Negotiating a good contract
While many contracts are verbal or sealed with a 'handshake', it's much safer to have something in writing than to rely on memory. A written contract will give you and the hirer more certainty and minimise your business risks by making the agreement clear from the outset.
A written contract can clearly set out the details of what was agreed between you and the hirer. It can include details about materials, timeframes, payments and a procedure to follow if there is a disagreement.
If you prefer to have a verbal contract, you should keep any paperwork that confirms your verbal agreement, such as quotes, emails and lists of specifications. These documents will help you and the hirer know what was agreed if a problem occurs.
Negotiating doesn't come naturally to most people but with careful preparation and a basic understanding of what makes a workable contract, you will be better placed to negotiate a contract that works for you. Contract negotiation is not something that should be seen as an 'aggressive' exercise. If you approach a negotiation with your eye on a good outcome for you and the hirer, you will have a better chance of success.
Tip: Clear contracts make good business relationships because they help both parties understand their rights and obligations.
Prepare for contract negotiation
Good preparation is essential for successful negotiation. It will give you more confidence to negotiate and improve your chances of getting an outcome that works for you. Learn about the hirer's business before you begin negotiations. Their website, if they have one, is a good place to start. What does the hirer produce? Who is their market? What are their strengths and weaknesses? But most of all, make sure you have a clear idea of what you want from the contract. Be professional Be mindful of the way you present yourself and your business during negotiations and be respectful towards the hirer.
Being business-like in your approach helps to build and maintain good business relationships. It will also help you and the hirer address potential problems before they arise. Understand your rights Independent contracting arrangements are governed by commercial and contract law, not by employment law. This means that you and the hirer are free to choose the terms of your contract within the limits of the law. However, a court may be able to set aside a contract if it is considered to be 'harsh' or 'unfair'.
Make yourself clear
A well-drafted contract is an important risk management tool for your business.

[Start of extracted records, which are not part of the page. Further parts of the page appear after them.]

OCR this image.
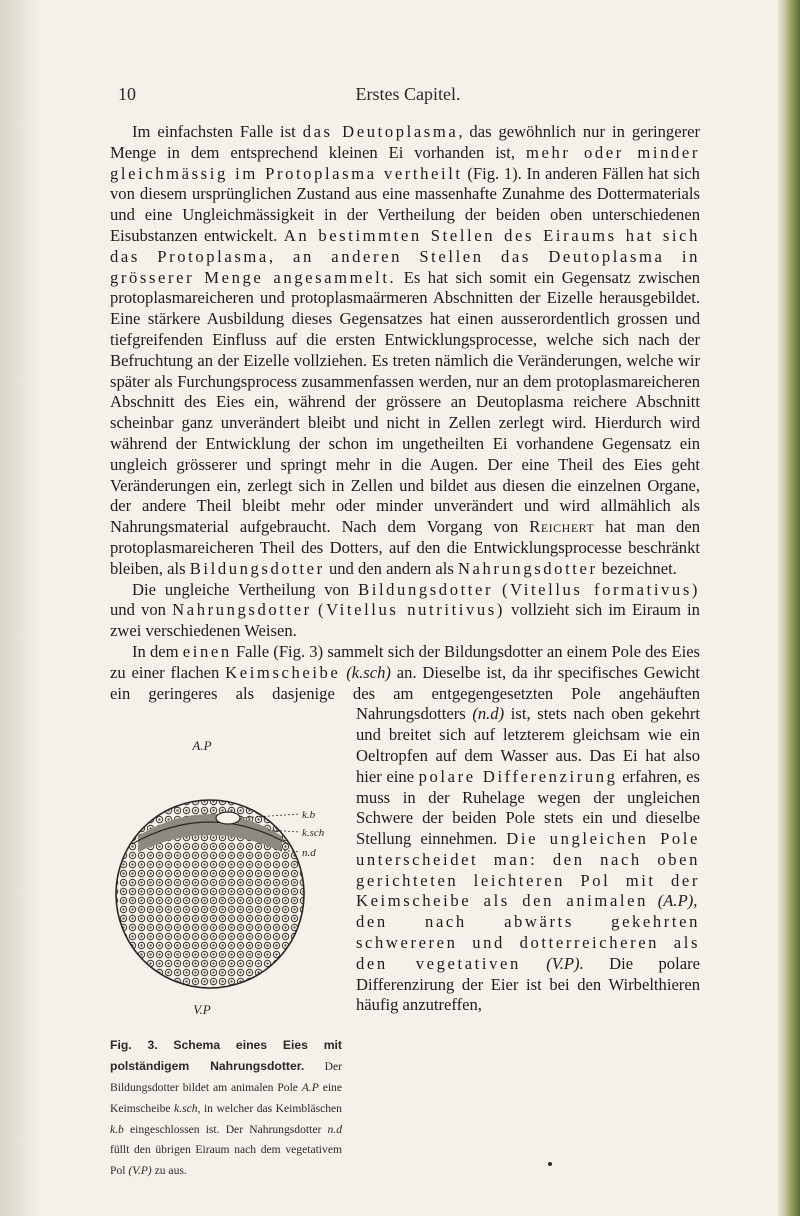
10	Erstes Capitel.

Im einfachsten Falle ist das Deutoplasma, das gewöhnlich nur in geringerer Menge in dem entsprechend kleinen Ei vorhanden ist, mehr oder minder gleichmässig im Protoplasma vertheilt (Fig. 1). In anderen Fällen hat sich von diesem ursprünglichen Zustand aus eine massenhafte Zunahme des Dottermaterials und eine Ungleichmässigkeit in der Vertheilung der beiden oben unterschiedenen Eisubstanzen entwickelt. An bestimmten Stellen des Eiraums hat sich das Protoplasma, an anderen Stellen das Deutoplasma in grösserer Menge angesammelt. Es hat sich somit ein Gegensatz zwischen protoplasmareicheren und protoplasmaärmeren Abschnitten der Eizelle herausgebildet. Eine stärkere Ausbildung dieses Gegensatzes hat einen ausserordentlich grossen und tiefgreifenden Einfluss auf die ersten Entwicklungsprocesse, welche sich nach der Befruchtung an der Eizelle vollziehen. Es treten nämlich die Veränderungen, welche wir später als Furchungsprocess zusammenfassen werden, nur an dem protoplasmareicheren Abschnitt des Eies ein, während der grössere an Deutoplasma reichere Abschnitt scheinbar ganz unverändert bleibt und nicht in Zellen zerlegt wird. Hierdurch wird während der Entwicklung der schon im ungetheilten Ei vorhandene Gegensatz ein ungleich grösserer und springt mehr in die Augen. Der eine Theil des Eies geht Veränderungen ein, zerlegt sich in Zellen und bildet aus diesen die einzelnen Organe, der andere Theil bleibt mehr oder minder unverändert und wird allmählich als Nahrungsmaterial aufgebraucht. Nach dem Vorgang von Reichert hat man den protoplasmareicheren Theil des Dotters, auf den die Entwicklungsprocesse beschränkt bleiben, als Bildungsdotter und den andern als Nahrungsdotter bezeichnet.

Die ungleiche Vertheilung von Bildungsdotter (Vitellus formativus) und von Nahrungsdotter (Vitellus nutritivus) vollzieht sich im Eiraum in zwei verschiedenen Weisen.

In dem einen Falle (Fig. 3) sammelt sich der Bildungsdotter an einem Pole des Eies zu einer flachen Keimscheibe (k.sch) an. Dieselbe ist, da ihr specifisches Gewicht ein geringeres als dasjenige des am entgegengesetzten Pole angehäuften Nahrungsdotters
A.P
k.b
k.sch
n.d
V.P
Fig. 3. Schema eines Eies mit polständigem Nahrungsdotter. Der Bildungsdotter bildet am animalen Pole A.P eine Keimscheibe k.sch, in welcher das Keimbläschen k.b eingeschlossen ist. Der Nahrungsdotter n.d füllt den übrigen Eiraum nach dem vegetativem Pol (V.P) zu aus.
(n.d) ist, stets nach oben gekehrt und breitet sich auf letzterem gleichsam wie ein Oeltropfen auf dem Wasser aus. Das Ei hat also hier eine polare Differenzirung erfahren, es muss in der Ruhelage wegen der ungleichen Schwere der beiden Pole stets ein und dieselbe Stellung einnehmen. Die ungleichen Pole unterscheidet man: den nach oben gerichteten leichteren Pol mit der Keimscheibe als den animalen (A.P), den nach abwärts gekehrten schwereren und dotterreicheren als den vegetativen (V.P). Die polare Differenzirung der Eier ist bei den Wirbelthieren häufig anzutreffen,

A contract should clearly and accurately reflect what you and the hirer have agreed and set out exactly what you expect from each other. If you cannot agree about a matter, you may need to discuss it in more detail so you better understand each other's point of view. If you are not comfortable with a part or a word in the contract, then don't sign it. Do not enter into a contract hoping to sort it out later, because once it is signed the terms will be legally binding. A dispute is less likely if you and the hirer are happy with the terms of a contract from the start.
Write it down
It is good practice to take notes of all the negotiations and discussions you have with the hirer and record the dates they occurred. This should be done both before and after you sign the contract. If the contract has commenced, any discussions that change the terms of the agreement become a 'variation' to the contract or a new, separate contract depending on the content and the way it is agreed.
You should attach a copy of the agreed changes (or, for example, an email that confirms you both agree to the changes) to the original contract. Variations are discussed further on the What to include in a contract page.
Get advice before you sign a contract if you are unsure about the meaning of any terms or what you're agreeing to. If necessary, get advice from your business adviser, union, professional association or lawyer before negotiating or signing. A lawyer can also review your contract to make sure it is legally enforceable.
Tip: Get advice before you sign a contract. It can be too late to fix or change a contract once it is signed.
Seek language assistance if necessary
You may be in a better position to negotiate the terms of your contract if you can communicate with the hirer in your own language and understand the language used in the contract. Consider speaking to the hirer through an interpreter or paying for the contract to be translated by an accredited translator in your language.
Improve your negotiation skills
- Contact your local Business Enterprise Centre to find out about workshops in your area.
- Contact your local TAFE college to see what they offer in negotiation skills or small business management training.
- Read books about negotiating in business.
- Talk to your business adviser/mentor.
- Visit your local Business Enterprise Centre.
- If you are an Indigenous Australian, contact the Aboriginal and Torres Strait Legal Service in your state or territory.
- Indigenous Australians can also contact the Australian Indigenous Chamber of Commerce.